あたしは、にっこり笑顔を見せて、告げる。
「今日はもう少し、スキンケア頑張りたいから先にベッドで待っててください?すぐに行きます」
「…ここで待ってるけど?」
「乙女の裏側は企業秘密ですよ、薫くん?」
「あーそー?なら、早くしろよ?」
ちゅっ、と触れるだけの口付けをあたしに送って薫くんは寝室へ向かった。
扉が完全に閉まるのを脱衣場の入り口から 確認して急いで棚の中に隠してあるピンクの袋を取り出し、パジャマを脱いでそれを身に付ける。

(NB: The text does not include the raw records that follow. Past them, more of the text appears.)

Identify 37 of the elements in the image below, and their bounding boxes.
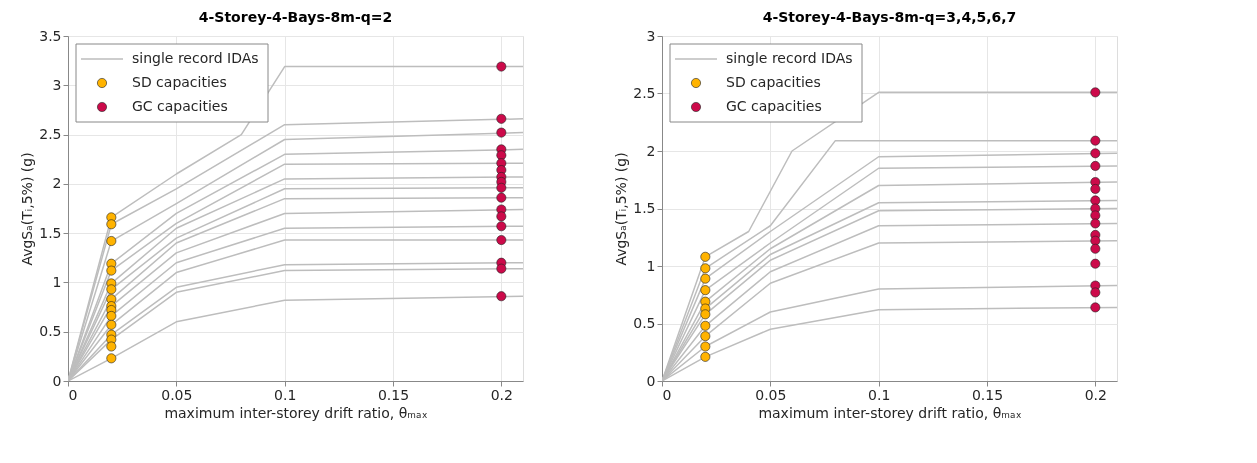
x-axis-title: maximum inter-storey drift ratio, θₘₐₓ [758,404,1022,421]
y-tick-label: 1 [52,273,62,290]
chart-title: 4-Storey-4-Bays-8m-q=3,4,5,6,7 [762,9,1017,25]
y-tick-label: 0.5 [633,315,656,331]
y-tick-label: 1.5 [39,224,62,241]
x-tick-label: 0.2 [1084,386,1107,403]
x-tick-label: 0.1 [868,386,891,403]
y-tick-label: 1.5 [633,200,656,216]
x-tick-label: 0 [68,386,78,403]
legend-label: single record IDAs [726,50,853,66]
y-tick-label: 3.5 [39,27,62,44]
y-tick-label: 0 [52,372,62,389]
x-tick-label: 0.15 [971,386,1004,403]
x-tick-label: 0.05 [755,386,787,403]
y-axis-title: AvgSₐ(Tᵢ,5%) (g) [613,152,630,266]
x-axis-title: maximum inter-storey drift ratio, θₘₐₓ [164,404,428,421]
x-tick-label: 0.15 [377,386,410,403]
y-axis-title: AvgSₐ(Tᵢ,5%) (g) [19,152,36,266]
x-tick-label: 0 [662,386,672,403]
y-tick-label: 1 [646,257,656,274]
legend-label: GC capacities [726,98,822,114]
y-tick-label: 0 [646,372,656,389]
y-tick-label: 2.5 [39,126,62,143]
x-tick-label: 0.2 [490,386,513,403]
x-tick-label: 0.1 [274,386,297,403]
legend-label: GC capacities [132,98,228,114]
legend-label: SD capacities [132,74,227,90]
y-tick-label: 3 [52,76,62,93]
legend-label: SD capacities [726,74,821,90]
y-tick-label: 0.5 [39,323,62,340]
chart-title: 4-Storey-4-Bays-8m-q=2 [198,9,393,25]
y-tick-label: 2 [646,142,656,159]
legend-label: single record IDAs [132,50,259,66]
x-tick-label: 0.05 [161,386,193,403]
y-tick-label: 3 [646,27,656,44]
y-tick-label: 2.5 [633,85,656,101]
y-tick-label: 2 [52,175,62,192]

実はこれ、天音と麗とお揃いでつい最近買ったものなんだけど、こんなに早く使う事になるとは。
あたしはあんまり抵抗ないけど、あの二人はかなり嫌がってたな。
二人とも、スタイル良いし何も気にしないでいいのに、何が嫌だったんだろう?
あっ、いけない!今はそんな事考えてる場合じゃないんだった!
パジャマを元通りに着て、脱衣場の鏡の前に立つ自分と目が合う。
にやり、と悪どい笑みを浮かべるあたし。
…こんな顔は薫くんには見せられないな。
だって、薫くんの前でのあたしは、可愛い乙女なんだから。